Greece's financial troubles have slipped from the headlines lately, but the financial apocalypse that began there with the Great Recession continues. Now the Organization for Economic Cooperation and Development has made it clear it wants the rest of the developed world to imitate Greece, as it stated in a recent report:
Fiscal redistribution through taxes and transfers plays a crucial role in containing the impact of market income inequality on disposable income… Policies aimed at promoting growth should consider how growth will have an impact on many other outcomes, and how to ensure that those policies avoid the “grow first, distribute later” assumption that has characterised the economic paradigm until recently. It is now clear that growth strategies need to consider from the outset the way in which their benefits will be distributed to different income groups. … Inequalities tear at the fabric of our societies. Inequality of incomes translates seamlessly into inequality of opportunities for children, including education, health and jobs, and lower future prospects to flourish individually and collectively. …inequalities are reaching a tipping point.
Strengthening inheritance and gift taxes can support inclusive growth. … Inheritance taxes can…help achieve intergenerational equity goals. …In order to be effective, inheritance taxes must also be combined with taxes on gifts and wealth transfers during the taxpayers’ lifetime, as well as with measures to address avoidance and evasion.
Sufficiently generous unemployment benefits and social-assistance systems with a wide coverage are also a key.Boiled down, the OECD is saying the poor have given the rich an ultimatum: pay us or we'll tear your society apart. But Greece's problems come from its attempt to pay the extortioner. For decades it sought to reduce inequality by taxing the rich and giving to the poor. Eventually, taxing the wealthy didn't provide enough revenue to pay the poor so the government had to borrow from wealthier nations to keep the extortion payments going. By 2008 it could no longer repay the debt. And if extortion doesn't motivate us, the OECD threatens economic growth:
Widespread increases in income inequality are a source of concern…for their potential impact on economic performance. …recent OECD work estimates that rising inequality between 1985 and 2005 might have contributed to knocking more than 4 percentage points off growth between 1990-2010.

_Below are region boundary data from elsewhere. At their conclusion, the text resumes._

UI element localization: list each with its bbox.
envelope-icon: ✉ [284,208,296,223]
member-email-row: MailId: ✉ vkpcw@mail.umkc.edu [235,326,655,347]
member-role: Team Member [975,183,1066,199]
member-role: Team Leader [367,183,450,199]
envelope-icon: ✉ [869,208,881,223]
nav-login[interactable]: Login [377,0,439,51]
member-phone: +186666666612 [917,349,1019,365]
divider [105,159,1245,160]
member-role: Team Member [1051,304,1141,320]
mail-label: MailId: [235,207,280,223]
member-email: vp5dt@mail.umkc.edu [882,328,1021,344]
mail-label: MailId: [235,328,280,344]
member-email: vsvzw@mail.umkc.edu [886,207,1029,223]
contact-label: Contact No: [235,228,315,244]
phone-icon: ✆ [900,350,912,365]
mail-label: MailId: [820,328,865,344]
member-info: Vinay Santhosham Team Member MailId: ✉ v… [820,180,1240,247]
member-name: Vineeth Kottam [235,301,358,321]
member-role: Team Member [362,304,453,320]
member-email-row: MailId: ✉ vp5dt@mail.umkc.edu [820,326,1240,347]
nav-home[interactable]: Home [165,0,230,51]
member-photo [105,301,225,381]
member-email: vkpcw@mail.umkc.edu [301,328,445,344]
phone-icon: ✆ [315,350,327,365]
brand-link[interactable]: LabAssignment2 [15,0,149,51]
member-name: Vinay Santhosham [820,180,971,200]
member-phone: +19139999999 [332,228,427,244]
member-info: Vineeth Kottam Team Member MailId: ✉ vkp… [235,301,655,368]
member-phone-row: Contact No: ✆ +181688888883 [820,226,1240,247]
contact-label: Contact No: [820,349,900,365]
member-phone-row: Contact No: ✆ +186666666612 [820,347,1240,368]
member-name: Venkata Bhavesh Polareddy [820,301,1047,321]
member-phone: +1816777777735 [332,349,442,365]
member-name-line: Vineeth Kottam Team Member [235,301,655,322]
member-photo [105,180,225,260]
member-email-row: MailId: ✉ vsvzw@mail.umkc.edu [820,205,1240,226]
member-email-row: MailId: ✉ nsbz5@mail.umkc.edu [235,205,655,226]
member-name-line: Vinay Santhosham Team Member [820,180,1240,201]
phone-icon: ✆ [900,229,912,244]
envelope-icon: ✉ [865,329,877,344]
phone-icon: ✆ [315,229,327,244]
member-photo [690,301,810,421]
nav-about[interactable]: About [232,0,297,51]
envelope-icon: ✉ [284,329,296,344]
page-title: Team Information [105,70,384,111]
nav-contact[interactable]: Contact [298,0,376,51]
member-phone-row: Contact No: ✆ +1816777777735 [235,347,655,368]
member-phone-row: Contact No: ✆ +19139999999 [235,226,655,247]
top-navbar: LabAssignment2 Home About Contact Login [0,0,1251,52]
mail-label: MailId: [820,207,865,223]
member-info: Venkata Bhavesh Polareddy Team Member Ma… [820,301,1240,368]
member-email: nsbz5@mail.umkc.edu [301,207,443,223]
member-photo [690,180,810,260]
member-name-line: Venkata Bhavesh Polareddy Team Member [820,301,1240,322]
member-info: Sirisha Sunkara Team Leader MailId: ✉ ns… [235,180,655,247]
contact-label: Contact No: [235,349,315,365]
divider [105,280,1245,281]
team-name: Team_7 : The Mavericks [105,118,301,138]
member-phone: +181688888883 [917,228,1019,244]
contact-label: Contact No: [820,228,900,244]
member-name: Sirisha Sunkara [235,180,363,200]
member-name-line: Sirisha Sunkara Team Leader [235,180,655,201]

Mainstream economics assumes growth just happens. It’s autonomous, as they say. Profits automatically re-invest themselves in the appropriate plants and equipment. That’s why CEO’s make too much in the fevered imagination of the left. They don’t do anything that a monkey with two bananas couldn’t do. And since growth just happens, no amount of taxation will hinder it. But the OECD claims that inequality can hinder growth.
OECD economists appear to be completely ignorant of economic history. Nobel-Prize winner Robert Fogel wrote in Escape from Hunger and Premature Death that freer markets reduced inequality in the England from about 90 as measured by the Gini index in 1700 to about 45 by 1900. The US probably followed a similar trajectory. The US then continued to reduce inequality to about 30 in the 1960s. It has risen since then to around 35 and the left is hysterical.
Economists obsessed with inequality should ask themselves how is it that inequality has been rising in the West, including socialist Europe, during decades in which we have become more socialist? The US implemented the welfare state in the 1930s. Then in the 1960s the US launched Johnson's Great Society war on poverty with vastly increased payments to the elderly and poor. Clinton put minor restrictions on welfare payment in the 1990s, but today the US is spending vastly more on reducing inequality than ever in its history, yet inequality is growing. How is that possible?
The answer is that socialism increases inequality. Socialism has never reduced inequality. Some of the greatest inequality in the world existed in the communist nations of the USSR and China. Inequality is off the charts in the socialist paradise of North Korea. Socialism increases equality among the masses by making everyone equally poor, but the elite, such as Al Gore, become increasingly rich. While 30 million people were starving to death in the USSR and China the elite in the Communist Party lived liked princes.
Arnold Kling predicted that mainstream economics will become increasingly socialist and the OECD is proving him correct. Of course, it's well known that Richard Ely founded of the American Economic Association to promote German style socialism in the US. Catering to the OECD's obsession with inequality will plunge all of the West into the sink hole of socialism behind Greece.